Friend of the Blog Trey Blalock of Firewall Consultants sent a link in yesterday which amgically trasnprted us to Ramtin Amin's Web Blog yesterday (in actuality, a Hardware Security blog of considerable reknown)(gracias Trey!). Ramtin's work is indicative of a curious intellect, and tremendous hardware investigatory chops - (plus, keen eye-hand coordination!). If you are at all fascinated by hardware security (coupled with mobile telephony, femto-cells, cabling/dongles and the like) his blog will come as a refreshing changement de rythme of to-the-point discussions of same. Don't Doddle, Chop-Chop, Enjoy!
Meanwhile, in Spectre (PDF) news, comes word from Ars Technica's Peter Bright, of a newly discovered attack vector (PDF) (dubbed NetSpectre) using the pernicious speculative-execution in-built microcode from the Minds of Intel Corporation. Now - and this is truly lovely - the vectors' not local, but external and free from the constraints of local environs (perhaps endpoint security, etc) and is consequently a more pernicious network-resident information operation. Thanks Intel You're Swell!

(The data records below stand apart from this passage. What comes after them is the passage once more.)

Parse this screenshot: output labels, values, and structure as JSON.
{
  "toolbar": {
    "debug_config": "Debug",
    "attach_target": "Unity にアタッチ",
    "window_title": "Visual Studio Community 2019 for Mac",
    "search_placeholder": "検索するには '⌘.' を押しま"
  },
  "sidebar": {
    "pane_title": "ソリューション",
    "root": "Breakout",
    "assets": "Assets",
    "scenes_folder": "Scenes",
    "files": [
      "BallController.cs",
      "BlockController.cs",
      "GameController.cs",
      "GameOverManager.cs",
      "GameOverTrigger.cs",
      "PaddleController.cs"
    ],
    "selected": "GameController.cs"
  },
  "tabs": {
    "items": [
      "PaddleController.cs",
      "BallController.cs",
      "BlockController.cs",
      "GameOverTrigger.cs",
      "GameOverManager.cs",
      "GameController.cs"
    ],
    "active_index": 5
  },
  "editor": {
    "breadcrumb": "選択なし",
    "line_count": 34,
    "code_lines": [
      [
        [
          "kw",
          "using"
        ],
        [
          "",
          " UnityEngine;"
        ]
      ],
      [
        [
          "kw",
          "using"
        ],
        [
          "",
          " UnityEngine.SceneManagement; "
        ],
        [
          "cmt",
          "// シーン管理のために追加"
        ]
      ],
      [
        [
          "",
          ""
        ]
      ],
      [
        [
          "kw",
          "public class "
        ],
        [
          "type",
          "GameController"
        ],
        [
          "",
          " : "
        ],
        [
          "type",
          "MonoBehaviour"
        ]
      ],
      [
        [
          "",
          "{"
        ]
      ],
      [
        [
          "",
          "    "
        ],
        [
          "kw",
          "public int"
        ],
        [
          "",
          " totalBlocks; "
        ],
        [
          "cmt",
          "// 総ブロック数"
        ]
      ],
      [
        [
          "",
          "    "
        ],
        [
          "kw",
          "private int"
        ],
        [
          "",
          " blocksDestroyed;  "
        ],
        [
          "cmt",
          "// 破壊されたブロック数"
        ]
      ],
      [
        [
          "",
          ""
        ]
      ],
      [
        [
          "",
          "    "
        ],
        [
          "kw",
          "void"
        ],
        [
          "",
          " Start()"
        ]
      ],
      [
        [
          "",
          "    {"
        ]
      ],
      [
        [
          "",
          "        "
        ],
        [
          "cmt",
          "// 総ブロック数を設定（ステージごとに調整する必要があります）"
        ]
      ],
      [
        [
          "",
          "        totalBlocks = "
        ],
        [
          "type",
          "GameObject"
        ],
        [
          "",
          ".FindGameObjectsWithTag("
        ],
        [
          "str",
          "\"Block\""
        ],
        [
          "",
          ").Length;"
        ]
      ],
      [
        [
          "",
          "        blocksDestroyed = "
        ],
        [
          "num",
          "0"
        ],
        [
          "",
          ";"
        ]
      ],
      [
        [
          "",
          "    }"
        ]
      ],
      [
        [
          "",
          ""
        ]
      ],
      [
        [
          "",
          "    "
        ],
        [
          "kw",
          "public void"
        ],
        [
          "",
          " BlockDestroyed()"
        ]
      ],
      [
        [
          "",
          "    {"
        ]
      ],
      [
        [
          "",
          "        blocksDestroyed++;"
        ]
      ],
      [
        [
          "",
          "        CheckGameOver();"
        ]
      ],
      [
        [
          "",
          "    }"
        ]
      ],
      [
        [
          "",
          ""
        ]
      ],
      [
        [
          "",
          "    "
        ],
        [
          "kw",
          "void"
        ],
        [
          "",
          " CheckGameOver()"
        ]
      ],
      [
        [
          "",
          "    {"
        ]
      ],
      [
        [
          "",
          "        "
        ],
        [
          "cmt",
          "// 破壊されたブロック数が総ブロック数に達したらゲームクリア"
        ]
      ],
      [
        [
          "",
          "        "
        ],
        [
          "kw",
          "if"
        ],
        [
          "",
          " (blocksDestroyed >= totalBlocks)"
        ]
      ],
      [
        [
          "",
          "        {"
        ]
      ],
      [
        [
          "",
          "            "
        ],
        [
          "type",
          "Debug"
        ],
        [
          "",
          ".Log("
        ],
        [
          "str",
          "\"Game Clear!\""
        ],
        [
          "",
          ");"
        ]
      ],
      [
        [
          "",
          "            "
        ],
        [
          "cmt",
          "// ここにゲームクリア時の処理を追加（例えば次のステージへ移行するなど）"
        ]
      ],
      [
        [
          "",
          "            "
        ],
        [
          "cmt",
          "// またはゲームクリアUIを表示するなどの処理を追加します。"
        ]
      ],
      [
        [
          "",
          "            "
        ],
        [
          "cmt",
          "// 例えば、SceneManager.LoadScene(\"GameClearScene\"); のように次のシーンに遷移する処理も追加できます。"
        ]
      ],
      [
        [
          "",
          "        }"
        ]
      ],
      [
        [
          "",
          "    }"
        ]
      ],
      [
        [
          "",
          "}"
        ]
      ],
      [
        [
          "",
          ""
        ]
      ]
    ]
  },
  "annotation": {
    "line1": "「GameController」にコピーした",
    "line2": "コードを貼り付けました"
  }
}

"That impact is now a little larger. Researchers from Graz University of Technology, including one of the original Meltdown discoverers, Daniel Gruss, have described NetSpectre: a fully remote attack based on Spectre. With NetSpectre, an attacker can remotely read the memory of a victim system without running any code on that system." - via Peter Bright,, whilst writing at Ars Technica
Bad mojo written up at Ars Technica and The Wall Street Journal, in the GPS realm. It's high time for the manufacturers to step up remediation efforts targeting these pernicious position system flaws. Until the appropos remediations and mitigations are firmly ensconced within the hardware and software under scruitny, no human should trust autonomous-navigating conveyances, unless - of course - you are actively testing those systems.

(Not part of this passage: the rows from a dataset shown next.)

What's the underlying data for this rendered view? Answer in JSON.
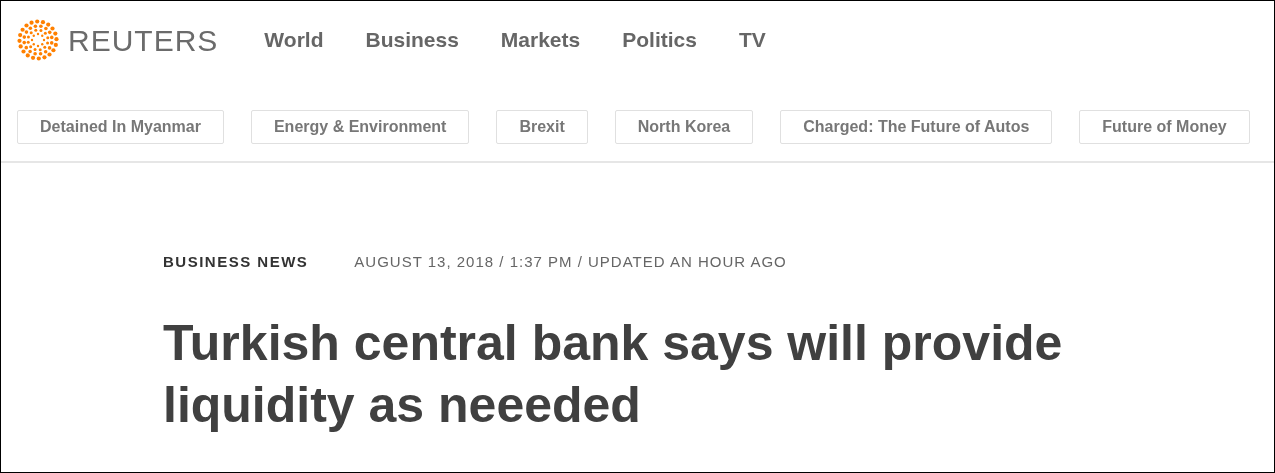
{
  "brand": {
    "name": "REUTERS"
  },
  "nav": [
    "World",
    "Business",
    "Markets",
    "Politics",
    "TV"
  ],
  "topics": [
    "Detained In Myanmar",
    "Energy & Environment",
    "Brexit",
    "North Korea",
    "Charged: The Future of Autos",
    "Future of Money"
  ],
  "article": {
    "section": "BUSINESS NEWS",
    "dateline": "AUGUST 13, 2018 / 1:37 PM / UPDATED AN HOUR AGO",
    "headline": "Turkish central bank says will provide liquidity as neeeded"
  }
}
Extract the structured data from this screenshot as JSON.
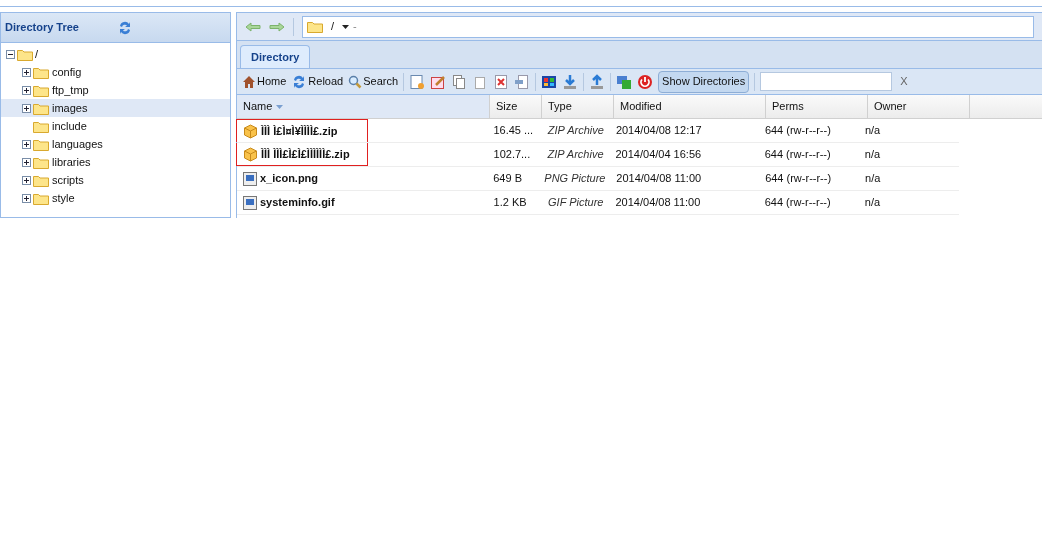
{
  "tree": {
    "title": "Directory Tree",
    "root": {
      "label": "/",
      "expanded": true,
      "children": [
        {
          "label": "config",
          "has_children": true,
          "selected": false
        },
        {
          "label": "ftp_tmp",
          "has_children": true,
          "selected": false
        },
        {
          "label": "images",
          "has_children": true,
          "selected": true
        },
        {
          "label": "include",
          "has_children": false,
          "selected": false
        },
        {
          "label": "languages",
          "has_children": true,
          "selected": false
        },
        {
          "label": "libraries",
          "has_children": true,
          "selected": false
        },
        {
          "label": "scripts",
          "has_children": true,
          "selected": false
        },
        {
          "label": "style",
          "has_children": true,
          "selected": false
        }
      ]
    }
  },
  "path": {
    "value": "/",
    "separator": "-"
  },
  "tabs": [
    {
      "label": "Directory",
      "selected": true
    }
  ],
  "toolbar": {
    "buttons": [
      {
        "kind": "home",
        "label": "Home"
      },
      {
        "kind": "reload",
        "label": "Reload"
      },
      {
        "kind": "search",
        "label": "Search"
      }
    ],
    "show_directories": {
      "label": "Show Directories",
      "on": true
    },
    "clear": "X"
  },
  "table": {
    "columns": [
      {
        "label": "Name",
        "sorted": true
      },
      {
        "label": "Size",
        "sorted": false
      },
      {
        "label": "Type",
        "sorted": false
      },
      {
        "label": "Modified",
        "sorted": false
      },
      {
        "label": "Perms",
        "sorted": false
      },
      {
        "label": "Owner",
        "sorted": false
      }
    ],
    "rows": [
      {
        "kind": "archive",
        "name": "ÌÌÌ Ì£Ì¤Ì¥ÌÌÌÌ£.zip",
        "size": "16.45 ...",
        "type": "ZIP Archive",
        "modified": "2014/04/08 12:17",
        "perms": "644 (rw-r--r--)",
        "owner": "n/a",
        "selected": true
      },
      {
        "kind": "archive",
        "name": "ÌÌÌ ÌÌÌ£Ì£Ì£ÌÌÌÌÌÌ£.zip",
        "size": "102.7...",
        "type": "ZIP Archive",
        "modified": "2014/04/04 16:56",
        "perms": "644 (rw-r--r--)",
        "owner": "n/a",
        "selected": true
      },
      {
        "kind": "image",
        "name": "x_icon.png",
        "size": "649 B",
        "type": "PNG Picture",
        "modified": "2014/04/08 11:00",
        "perms": "644 (rw-r--r--)",
        "owner": "n/a",
        "selected": false
      },
      {
        "kind": "image",
        "name": "systeminfo.gif",
        "size": "1.2 KB",
        "type": "GIF Picture",
        "modified": "2014/04/08 11:00",
        "perms": "644 (rw-r--r--)",
        "owner": "n/a",
        "selected": false
      }
    ]
  }
}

"“Our study demonstrated the initial feasibility of manipulating the road navigation system through targeted GPS spoofing,” the researchers, from Virginia Tech, China’s University of Electronic Sciences and Technology, and Microsoft Research, wrote in an 18-page paper (emphasis added). “The threat becomes more realistic as car makers are adding autopilot features so that human drivers can be less involved (or completely disengaged).”" - via Ars Technica Security Editor Extraordinaire Dan Goodin
Oleg Afonin, writing on Elcomsoft's blog, confirms Apple Inc.'s (NasdaqGS: AAPL) iOS USB Restricted Mode on the latest version release of iOS is configured by default to disallow connectivity through the device's USB port after the device is locked for one hour (as depicted in the screen shot above, the USB toggle is off). This may be troublesome for law enforcement's capability to garner data and ostensibly creates a 'golden hour' of data seizure capabilities by LE; Apple has published a support page with details of the process.
via Chris Williams, Editor in Chief of The Register, comes this surprising/yet not surprising fourth security flaw that now joins the Spectre/Meltdown Speculative Execution flaw in modern CPUs. Bad news for all.

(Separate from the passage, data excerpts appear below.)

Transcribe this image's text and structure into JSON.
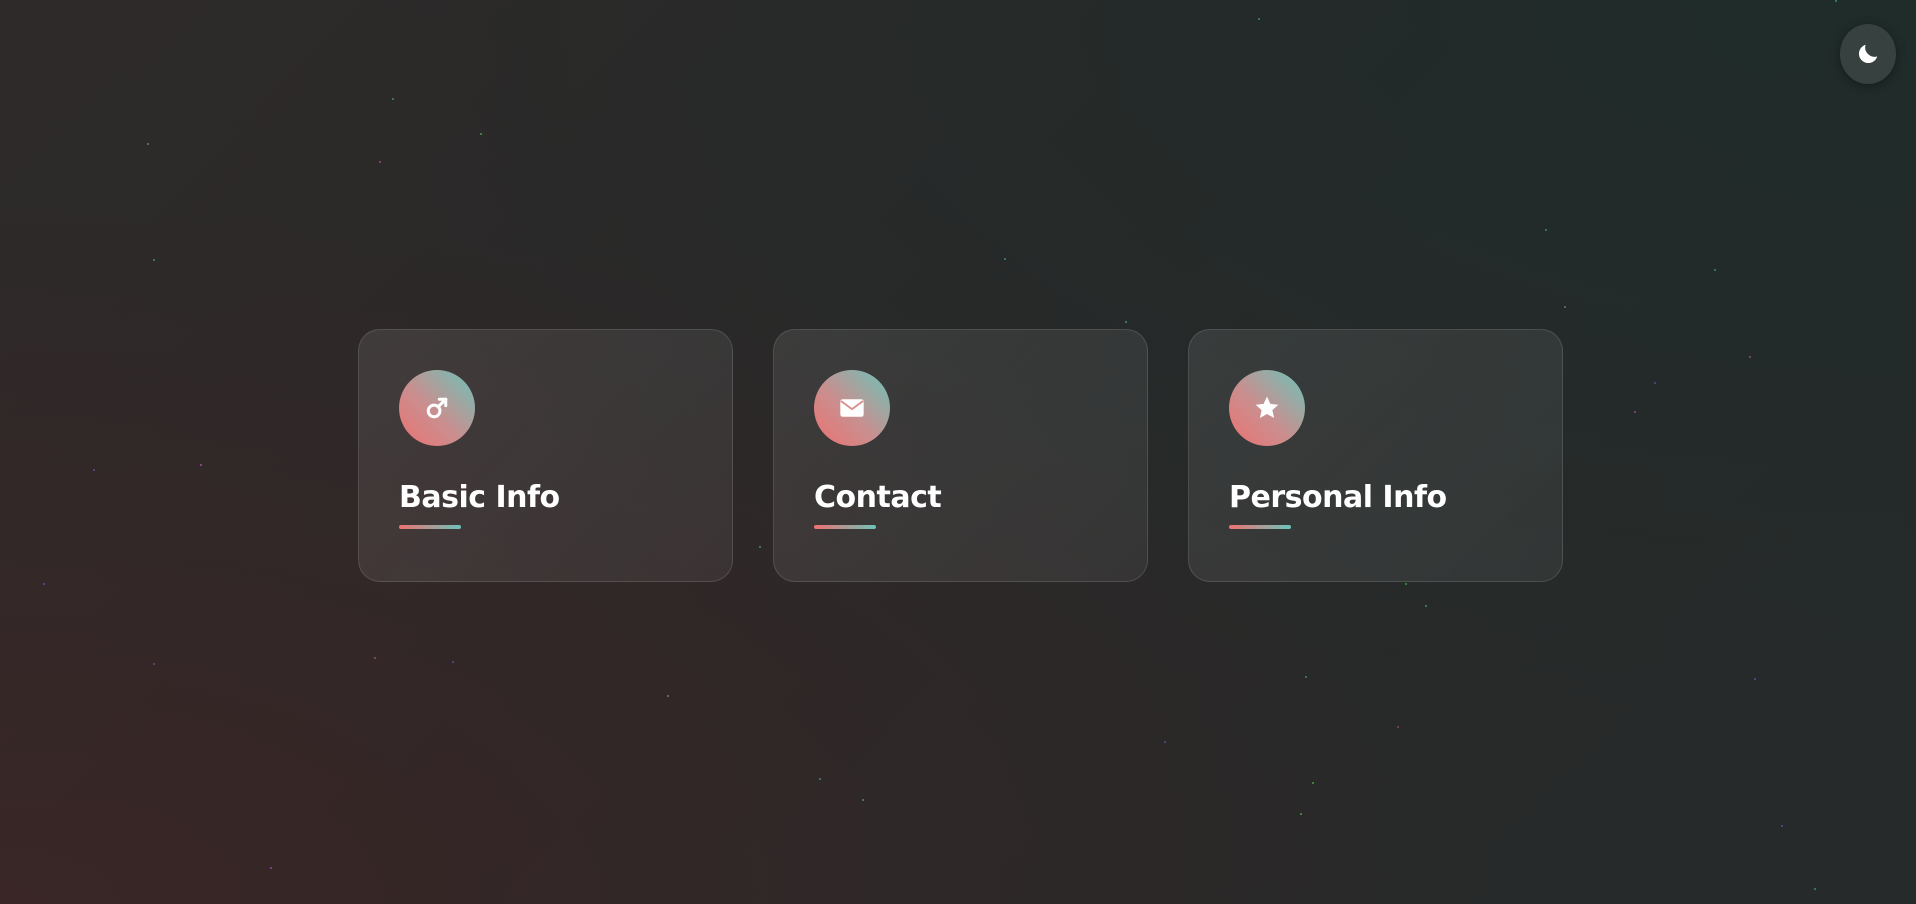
{
  "theme_toggle": {
    "icon": "moon-icon"
  },
  "cards": [
    {
      "title": "Basic Info",
      "icon": "male-symbol-icon"
    },
    {
      "title": "Contact",
      "icon": "envelope-icon"
    },
    {
      "title": "Personal Info",
      "icon": "star-icon"
    }
  ],
  "colors": {
    "accent_start": "#ee7171",
    "accent_end": "#6cc3b9",
    "background": "#2a2828",
    "text": "#ffffff"
  }
}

"Variant 4 is referred to as a speculative store bypass. It is yet another "wait, why didn't I think of that?" design oversight in modern out-of-order-execution engineering. And it was found by Google Project Zero's Jann Horn, who helped uncover the earlier Spectre and Meltdown bugs, and Ken Johnson of Microsoft." - via Chris Williams, Editor in Chief of The Register targeting the fourth known Spectre/Meltdown flaw.